По-французски «есть хлеб» значит вовсе не то, что у нас. По-нашему это – быть обеспеченным и даже благоденствовать; а француз употребляет это в смысле жизни, если не впроголодь, то очень великопостной, на одном хлебе.
Не совсем выгодное впечатление, которое произвел на одного из моих петербургских собратов Золя, может повториться. Я наперед предупреждаю поклонников его таланта не настраивать своего воображения на очень высокий диапазон. Золя, насколько я пригляделся к нему, – личность совсем не поэтическая. Это рабочий, сознающий свои силы, даже самоуверенный, но не заносчивый, высчитывающий свои выгоды, но в то же время преданный идее искусства. От него нельзя ожидать чего-нибудь особенно тонкого в беседе. Говорит он дельно, с множеством житейских и бытовых штрихов; это разговор очень умного, даровитого, бывалого и сильного человека, прошедшего через нужду и черную работу. Не только в романах, но даже в статьях своих он гораздо блистательнее, новее и глубже. Человек, искренно к нему расположенный и притом чрезвычайно образованный (мне не нужно называть его), уверял меня, что Золя знает очень мало. В доказательство он приводит спор, бывший при нем между Золя и Флобером, которого Золя признает своим учителем. Флобер по поводу одного из писем Золя В. Гюго сказал ему, что критический взгляд на драмы Гюго и его романы, какой Золя выразил так откровенно и смело, уже не новость, что то же почти говорил когда-то Гюстав Планш.
– А кто такой Гюстав Планш? – спросил вдруг Золя.

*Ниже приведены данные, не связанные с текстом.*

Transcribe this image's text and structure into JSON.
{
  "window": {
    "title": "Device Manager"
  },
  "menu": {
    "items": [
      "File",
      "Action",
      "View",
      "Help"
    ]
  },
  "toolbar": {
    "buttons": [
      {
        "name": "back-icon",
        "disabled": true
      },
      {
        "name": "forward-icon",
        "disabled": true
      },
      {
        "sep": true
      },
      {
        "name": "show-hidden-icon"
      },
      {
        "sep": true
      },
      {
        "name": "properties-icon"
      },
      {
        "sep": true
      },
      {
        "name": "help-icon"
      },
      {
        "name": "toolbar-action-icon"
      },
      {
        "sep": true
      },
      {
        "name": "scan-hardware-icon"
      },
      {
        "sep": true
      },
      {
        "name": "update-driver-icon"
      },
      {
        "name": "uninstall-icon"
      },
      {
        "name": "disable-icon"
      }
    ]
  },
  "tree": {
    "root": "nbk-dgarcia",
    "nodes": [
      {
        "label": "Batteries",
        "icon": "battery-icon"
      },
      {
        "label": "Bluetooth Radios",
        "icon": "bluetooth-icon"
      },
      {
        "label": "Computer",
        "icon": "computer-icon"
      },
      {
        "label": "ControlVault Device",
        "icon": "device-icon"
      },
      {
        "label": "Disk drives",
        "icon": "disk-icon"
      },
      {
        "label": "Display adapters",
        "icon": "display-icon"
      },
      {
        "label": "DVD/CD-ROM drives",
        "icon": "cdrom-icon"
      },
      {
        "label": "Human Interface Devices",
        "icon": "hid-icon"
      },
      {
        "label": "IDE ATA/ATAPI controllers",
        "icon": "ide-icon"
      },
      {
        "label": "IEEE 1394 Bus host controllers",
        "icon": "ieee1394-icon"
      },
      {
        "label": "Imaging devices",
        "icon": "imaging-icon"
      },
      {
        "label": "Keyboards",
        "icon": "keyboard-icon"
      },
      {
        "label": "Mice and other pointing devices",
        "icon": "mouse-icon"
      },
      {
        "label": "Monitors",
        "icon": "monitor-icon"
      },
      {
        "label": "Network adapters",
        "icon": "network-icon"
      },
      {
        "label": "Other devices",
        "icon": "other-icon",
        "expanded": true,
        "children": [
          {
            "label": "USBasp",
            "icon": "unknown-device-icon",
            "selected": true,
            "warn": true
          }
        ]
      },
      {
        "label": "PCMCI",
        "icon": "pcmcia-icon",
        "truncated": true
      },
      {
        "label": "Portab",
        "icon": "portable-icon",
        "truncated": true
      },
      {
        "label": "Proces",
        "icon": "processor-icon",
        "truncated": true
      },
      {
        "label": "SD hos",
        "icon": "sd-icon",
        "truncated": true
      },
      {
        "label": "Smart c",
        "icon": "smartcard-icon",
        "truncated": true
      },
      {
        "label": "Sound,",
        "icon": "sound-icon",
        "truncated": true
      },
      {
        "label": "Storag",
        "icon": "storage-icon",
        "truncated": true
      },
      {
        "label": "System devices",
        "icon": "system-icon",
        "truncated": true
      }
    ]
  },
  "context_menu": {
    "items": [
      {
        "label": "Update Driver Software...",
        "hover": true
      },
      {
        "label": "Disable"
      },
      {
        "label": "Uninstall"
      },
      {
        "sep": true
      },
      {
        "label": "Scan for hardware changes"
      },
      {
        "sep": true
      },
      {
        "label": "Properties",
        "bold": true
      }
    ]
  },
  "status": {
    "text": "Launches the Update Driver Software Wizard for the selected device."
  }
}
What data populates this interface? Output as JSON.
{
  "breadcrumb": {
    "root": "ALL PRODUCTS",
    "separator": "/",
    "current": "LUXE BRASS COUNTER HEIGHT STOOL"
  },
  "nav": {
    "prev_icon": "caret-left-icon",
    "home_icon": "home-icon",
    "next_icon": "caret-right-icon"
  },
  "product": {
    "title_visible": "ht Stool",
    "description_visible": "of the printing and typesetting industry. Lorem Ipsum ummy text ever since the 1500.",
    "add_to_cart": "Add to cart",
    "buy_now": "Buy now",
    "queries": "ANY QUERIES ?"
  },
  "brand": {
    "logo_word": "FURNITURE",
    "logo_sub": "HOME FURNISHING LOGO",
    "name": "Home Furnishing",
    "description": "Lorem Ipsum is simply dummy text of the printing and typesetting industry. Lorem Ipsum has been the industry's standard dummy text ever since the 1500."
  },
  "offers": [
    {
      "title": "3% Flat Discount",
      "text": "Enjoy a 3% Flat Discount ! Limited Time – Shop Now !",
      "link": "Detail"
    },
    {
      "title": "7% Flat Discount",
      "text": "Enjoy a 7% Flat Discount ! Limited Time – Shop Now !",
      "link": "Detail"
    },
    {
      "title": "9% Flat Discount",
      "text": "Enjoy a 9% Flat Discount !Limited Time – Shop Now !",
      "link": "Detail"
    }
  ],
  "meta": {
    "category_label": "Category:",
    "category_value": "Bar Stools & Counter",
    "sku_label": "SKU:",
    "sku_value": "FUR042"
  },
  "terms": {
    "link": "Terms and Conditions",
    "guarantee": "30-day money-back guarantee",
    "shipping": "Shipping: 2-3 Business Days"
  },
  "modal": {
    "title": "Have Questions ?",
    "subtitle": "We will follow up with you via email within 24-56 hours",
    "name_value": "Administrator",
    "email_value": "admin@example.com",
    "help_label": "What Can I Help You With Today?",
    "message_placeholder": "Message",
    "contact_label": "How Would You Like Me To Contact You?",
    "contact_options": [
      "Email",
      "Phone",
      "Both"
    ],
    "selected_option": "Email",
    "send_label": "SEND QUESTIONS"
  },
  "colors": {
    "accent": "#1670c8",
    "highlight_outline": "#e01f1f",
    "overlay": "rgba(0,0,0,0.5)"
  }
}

Как бы то ни было, при всех своих недочетах по образованию и по натуре, Золя типичнейшая личность, именно в теперешнюю эпоху. Хотя он к политическим вопросам относится и не страстно, но сквозь его буржуазную оболочку вы видите не дилетанта, а рабочего. Он дойдет до тех пределов творчества, которые поставил себе; в нем вы чувствуете глубокую веру, какую парижский рабочий имеет в положительное знание, в успехи цивилизации, в трезвый и прочный поступательный ход человечества, и если бы он впоследствии, даже в очень скором времени, сделался еще самоувереннее, вдался бы в культ успеха, комфорта, денежного положения, вряд ли это повлияет на основной тон его творческой работы. Он останется верным сыном своей эпохи, понимая это в здравом, прогрессивном смысле. Таков по крайней мере вывод из всего, что я вижу в нем как романисте и критике. Личное знакомство, к счастию, не повлияло на меня в дурную сторону, потому именно, что Золя чересчур характерен, не только как французский, но и как парижский тип.
VI
Переход от Эмиля Золя к Альфонсу Доде очень естествен в уме каждого читателя, кто интересуется реальным французским романом. Но между ними такая же характерная разница, как и между их произведениями. На А. Доде масса публики и во Франции и у нас накинулись едва ли не больше, чем на Золя, благодаря огромному успеху его романа «Formont jeune et Risler aine» («Формон-младший и Рислер-старший» (фр.)). Но размер их дарований – совсем не один и тот же. Когда мне случалось беседовать с публикой об А. Доде, я уже и тогда никак не мог поставить его на одну доску с его приятелем и сверстником. Сам Золя, увлекаясь сочувствием к реальному направлению, в силу своей южной натуры очень и очень способен к преувеличению размеров дарования, когда дело идет об его единомышленниках. Доде он особенно любит. Это – исключительная слабость, и я ее вполне понимаю: у Доде талант легче, но гораздо блестящее, или, лучше сказать, игривее и поэтичнее. Недаром он начинал как стихотворец и написал немало премилых поэтических вещиц, прежде чем обратился к сцене, к драмам и комедиям, а под конец к роману. Золя, как несколько грубоватый и тяжелый работник, с его буржуазной оболочкой, должен чувствовать, по закону противоположностей, тяготение к этому игривому, щеголеватому романисту, сумевшему соединить игру фантазии, а иногда и чисто фантастический колорит, с трезвой наблюдательностью и с здравым чувством современной жизни. Если русский читатель поверит на слово Золя, он должен будет поставить А. Доде на самый высокий пьедестал из всей группы даровитых романистов реальной школы. Но этого, в сущности, нет. Доде гораздо жиже Золя и даже Гонкуров, – и обоих братьев, и Э. Гонкура, взятого отдельно.